Коллонтай первая написала о том, что проституция «уродует нормальные представления людей, она калечит и беднит душу, она урезает, отнимает у нее самое ценное — способность пылкого, страстного любовного переживания, расширяющего, обогащающего индивидуальность запасом пережитых чувствований».
Именно проституция «сводит половой акт до чего-то постыдного, грубо животного», каковым тот на самом деле не является, вопреки распространенному и внушаемому молодым поколениям мнению. Коллонтай окружали женщины, выросшие на идеале тургеневской девушки, они запоем читали «Рудина» и «Асю» Тургенева, «Овод» Войнич, вольно переведенную «Джейн Эйр» и популярных женских писательниц Евгению Тур, Лидию Чарскую и Веру Желиховскую. Не было гендерной, поведенческой вариативности женских персонажей, возможности ассоциировать себя с кем-то иным, не с тургеневской девушкой, не с экзальтированной гимназисткой.
Коллонтай первая заговорила с девушками и женщинами о любви иначе. Ее героини, яркие и независимые, сами выбирающие себе дело, сами решающие важные вопросы своей жизни, не были похожи на вечно краснеющих, пассивных, скромных девушек из книг прошлого.

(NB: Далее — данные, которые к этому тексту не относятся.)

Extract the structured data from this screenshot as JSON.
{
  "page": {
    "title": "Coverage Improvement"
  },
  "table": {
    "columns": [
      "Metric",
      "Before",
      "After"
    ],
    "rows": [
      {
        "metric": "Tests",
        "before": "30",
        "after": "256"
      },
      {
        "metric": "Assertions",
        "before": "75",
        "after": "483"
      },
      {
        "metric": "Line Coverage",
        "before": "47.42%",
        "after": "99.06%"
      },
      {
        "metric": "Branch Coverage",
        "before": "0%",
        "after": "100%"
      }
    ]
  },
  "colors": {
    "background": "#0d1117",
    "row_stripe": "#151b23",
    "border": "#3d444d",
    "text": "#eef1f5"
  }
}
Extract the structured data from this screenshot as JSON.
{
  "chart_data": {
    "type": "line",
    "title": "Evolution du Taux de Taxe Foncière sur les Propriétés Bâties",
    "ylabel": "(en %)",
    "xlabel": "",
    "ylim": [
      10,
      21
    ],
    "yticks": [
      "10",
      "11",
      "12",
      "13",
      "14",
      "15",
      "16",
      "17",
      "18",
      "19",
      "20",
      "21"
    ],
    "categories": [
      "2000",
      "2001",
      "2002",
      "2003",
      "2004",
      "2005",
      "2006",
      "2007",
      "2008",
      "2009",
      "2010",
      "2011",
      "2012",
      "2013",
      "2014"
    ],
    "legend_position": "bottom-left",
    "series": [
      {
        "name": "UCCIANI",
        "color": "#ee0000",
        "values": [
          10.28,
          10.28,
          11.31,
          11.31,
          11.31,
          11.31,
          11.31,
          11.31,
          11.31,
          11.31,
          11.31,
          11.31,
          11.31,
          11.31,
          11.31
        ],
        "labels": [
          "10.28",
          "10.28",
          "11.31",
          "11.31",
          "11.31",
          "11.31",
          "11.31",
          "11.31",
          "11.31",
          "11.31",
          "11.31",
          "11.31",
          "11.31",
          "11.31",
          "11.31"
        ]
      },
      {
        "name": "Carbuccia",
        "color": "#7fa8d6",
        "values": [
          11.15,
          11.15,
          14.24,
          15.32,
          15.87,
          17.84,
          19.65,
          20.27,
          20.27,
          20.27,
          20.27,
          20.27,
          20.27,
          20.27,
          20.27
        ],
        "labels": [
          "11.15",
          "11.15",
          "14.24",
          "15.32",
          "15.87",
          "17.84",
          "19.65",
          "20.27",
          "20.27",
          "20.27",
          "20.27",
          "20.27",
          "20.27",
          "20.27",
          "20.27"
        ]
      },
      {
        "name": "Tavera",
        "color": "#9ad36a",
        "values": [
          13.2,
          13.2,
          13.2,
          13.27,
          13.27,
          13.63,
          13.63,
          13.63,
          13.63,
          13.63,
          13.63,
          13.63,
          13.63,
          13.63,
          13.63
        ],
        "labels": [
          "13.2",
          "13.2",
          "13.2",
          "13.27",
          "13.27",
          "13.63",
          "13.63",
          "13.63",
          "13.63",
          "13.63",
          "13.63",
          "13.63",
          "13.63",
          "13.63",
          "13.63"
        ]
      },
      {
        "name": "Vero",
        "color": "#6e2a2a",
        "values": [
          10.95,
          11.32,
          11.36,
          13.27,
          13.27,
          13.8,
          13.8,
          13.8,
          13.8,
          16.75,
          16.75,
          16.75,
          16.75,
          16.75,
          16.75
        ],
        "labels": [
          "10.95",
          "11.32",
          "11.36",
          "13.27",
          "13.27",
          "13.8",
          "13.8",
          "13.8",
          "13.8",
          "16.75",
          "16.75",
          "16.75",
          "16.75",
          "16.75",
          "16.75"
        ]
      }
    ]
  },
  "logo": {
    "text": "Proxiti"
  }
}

Вероятно, слишком резок был этот переход, поэтому намного популярнее была продолжающая традицию романтизации женщины, воспевающая недоступность и загадку литература Серебряного века. Теперь, правда, женщина обретала голос, как в стихах Ахматовой, появилась субъектность. Художественные же тексты Коллонтай не смогли конкурировать с превосходящими их образностью и яркостью текстами Александра Блока, Валерия Брюсова, Леонида Андреева, Ивана Бунина. Не была готова к новым героиням и аудитория, по-прежнему живущая мечтами о романтической моногамной любви. Пришедшие к власти большевики не стремились радикально переделывать половую мораль.
1920-е, с их минутной эмансипацией, с вспышками в виде пьес «Хочу ребенка» Сергея Третьякова и стихов Маяковского, незаметно перешли в 1930-е. Теперь в абсолютном большинстве школ было смешанное обучение, женщины трудились наравне с мужчинами, Серебряный век канул в Лету, как и спорящая с его идеалами писательница Коллонтай. Никто уже не рассуждал о том, какой должна быть половая мораль, — казалось, об этом вопросе забыли, он застыл где-то в 1920-х, так и не сумев стать важной частью общественных споров. Стихли и феминистские дебаты, страна закрывалась от любых актуальных мировых дискуссий и внешних веяний, в России прошло время Александры Коллонтай.